I agree and your options look quite good. (I have some other names in mind but more or less the same).
But as the project I want to use this for has some other work (a custom api with websockets). Not shure if we need a class or if a function createSMTPClient(...)
would be better...
I mean, you could 100% do both. Having a fully stable class, it would be trivial to export a function that wraps around the creation logic of the class for easier initialization but also gives the option for people to use the class.
I tend to make "module" classes that hold all the logic my application/tool uses for each dependency if the dependency is used in multiple places. Being able to just initialize the class simplifies that process slightly and just looks more concise.
WIP options.
interface ClientOptions {
debug?: {
/**
* USE WITH COUTION AS THIS WILL LOG YOUR USERDATA AND ALL MAIL CONTENT TO STDOUT!
* @default false
*/
log?: boolean
/**
* USE WITH COUTION AS THIS WILL POSIBLY EXPOSE YOUR USERDATA AND ALL MAIL CONTENT TO ATTACKERS!
* @default false
*/
allowUnsecure?: boolean,
/**
* USE WITH COUTION AS THIS COULD INTODRUCE BUGS
*
* This option is mainly to allow while debuging to exclude some possible problem surfaces with the encoding
* @default false
*/
encodeLB?: boolean
},
connection: {
hostname: string,
/**
* For TLS the default port is 465 else 25.
* @default 25 or 465
*/
port?: number
auth?: {
username: string
password: string
}
/**
* Set this to `true` to connect via SSL / TLS if set to `false` STARTTLS is used.
* Only if `allowUnsecure` is used userdata or mail content could be exposed!
*
* @default false
*/
tls?: boolean
},
pool?: {
// As I currently use roundrobin to use the worker min, max are not that great. And if you don't use a connection for days I think you should close it...
/**
* Number of Workers
* @default 2
*/
size?: number
/**
* Time the connection has to be idle to be closed. (in ms)

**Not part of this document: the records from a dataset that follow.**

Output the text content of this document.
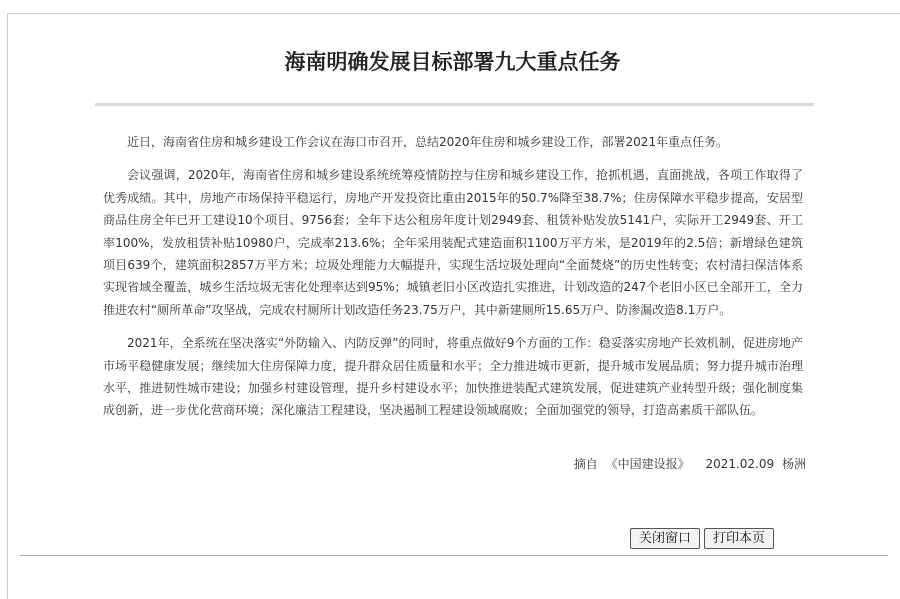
海南明确发展目标部署九大重点任务

近日，海南省住房和城乡建设工作会议在海口市召开，总结2020年住房和城乡建设工作，部署2021年重点任务。

会议强调，2020年，海南省住房和城乡建设系统统筹疫情防控与住房和城乡建设工作，抢抓机遇，直面挑战，各项工作取得了优秀成绩。其中，房地产市场保持平稳运行，房地产开发投资比重由2015年的50.7%降至38.7%；住房保障水平稳步提高，安居型商品住房全年已开工建设10个项目、9756套；全年下达公租房年度计划2949套、租赁补贴发放5141户，实际开工2949套、开工率100%，发放租赁补贴10980户，完成率213.6%；全年采用装配式建造面积1100万平方米，是2019年的2.5倍；新增绿色建筑项目639个，建筑面积2857万平方米；垃圾处理能力大幅提升，实现生活垃圾处理向“全面焚烧”的历史性转变；农村清扫保洁体系实现省域全覆盖，城乡生活垃圾无害化处理率达到95%；城镇老旧小区改造扎实推进，计划改造的247个老旧小区已全部开工，全力推进农村“厕所革命”攻坚战，完成农村厕所计划改造任务23.75万户，其中新建厕所15.65万户、防渗漏改造8.1万户。

2021年，全系统在坚决落实“外防输入、内防反弹”的同时，将重点做好9个方面的工作：稳妥落实房地产长效机制，促进房地产市场平稳健康发展；继续加大住房保障力度，提升群众居住质量和水平；全力推进城市更新，提升城市发展品质；努力提升城市治理水平，推进韧性城市建设；加强乡村建设管理，提升乡村建设水平；加快推进装配式建筑发展，促进建筑产业转型升级；强化制度集成创新，进一步优化营商环境；深化廉洁工程建设，坚决遏制工程建设领域腐败；全面加强党的领导，打造高素质干部队伍。

摘自 《中国建设报》 2021.02.09 杨洲
关闭窗口	打印本页
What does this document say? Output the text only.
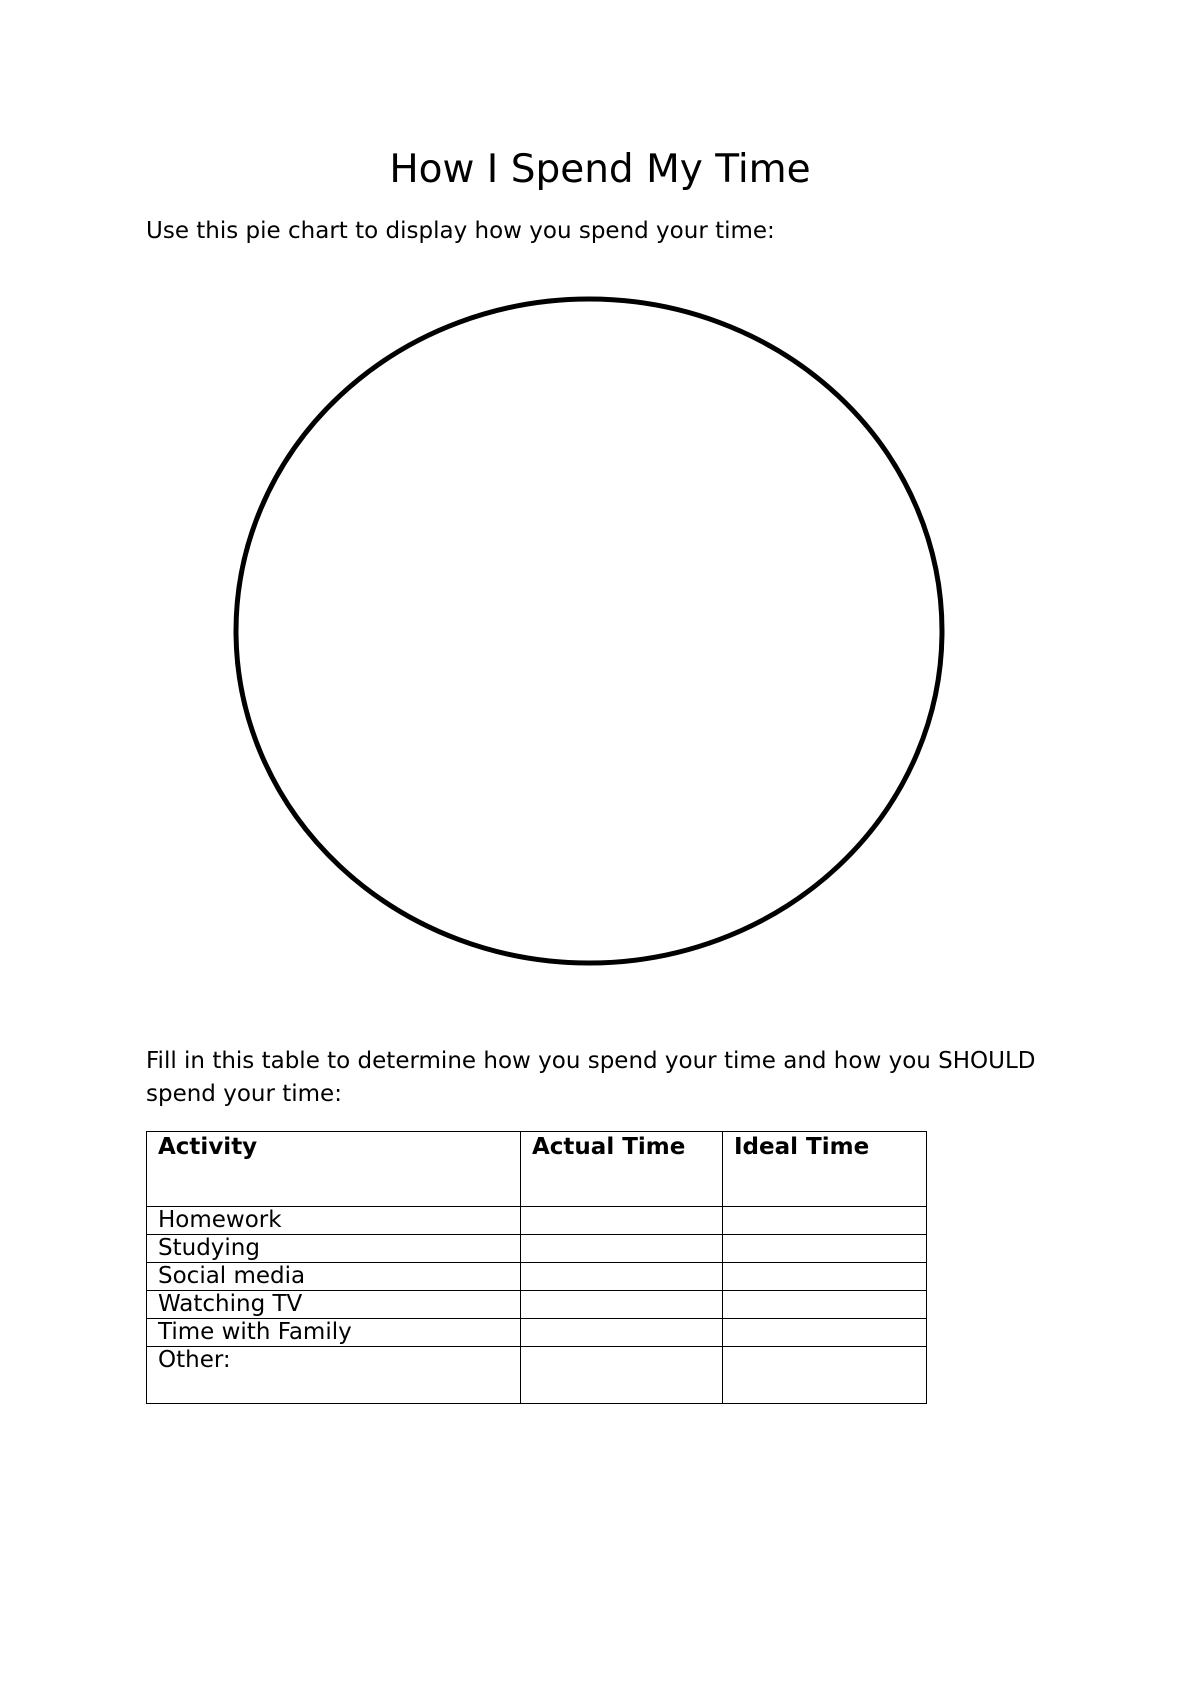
How I Spend My Time

Use this pie chart to display how you spend your time:

Fill in this table to determine how you spend your time and how you SHOULD spend your time:

Activity	Actual Time	Ideal Time
Homework		
Studying		
Social media		
Watching TV		
Time with Family		
Other:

* If a value > 1h is set it will be set to 1h
* @default 60000
*/
timeout?: number
}
}
Looks good. Makes sense for the size since you use round robin. I haven't dug much into the code so I didn't know the style of queuing you used.
I worked a lot on this today and yesterday and I basicly completely restructured the code.
I want to add at least for a pool of size 1 a end to end test before releasing 1.0 more can follow later.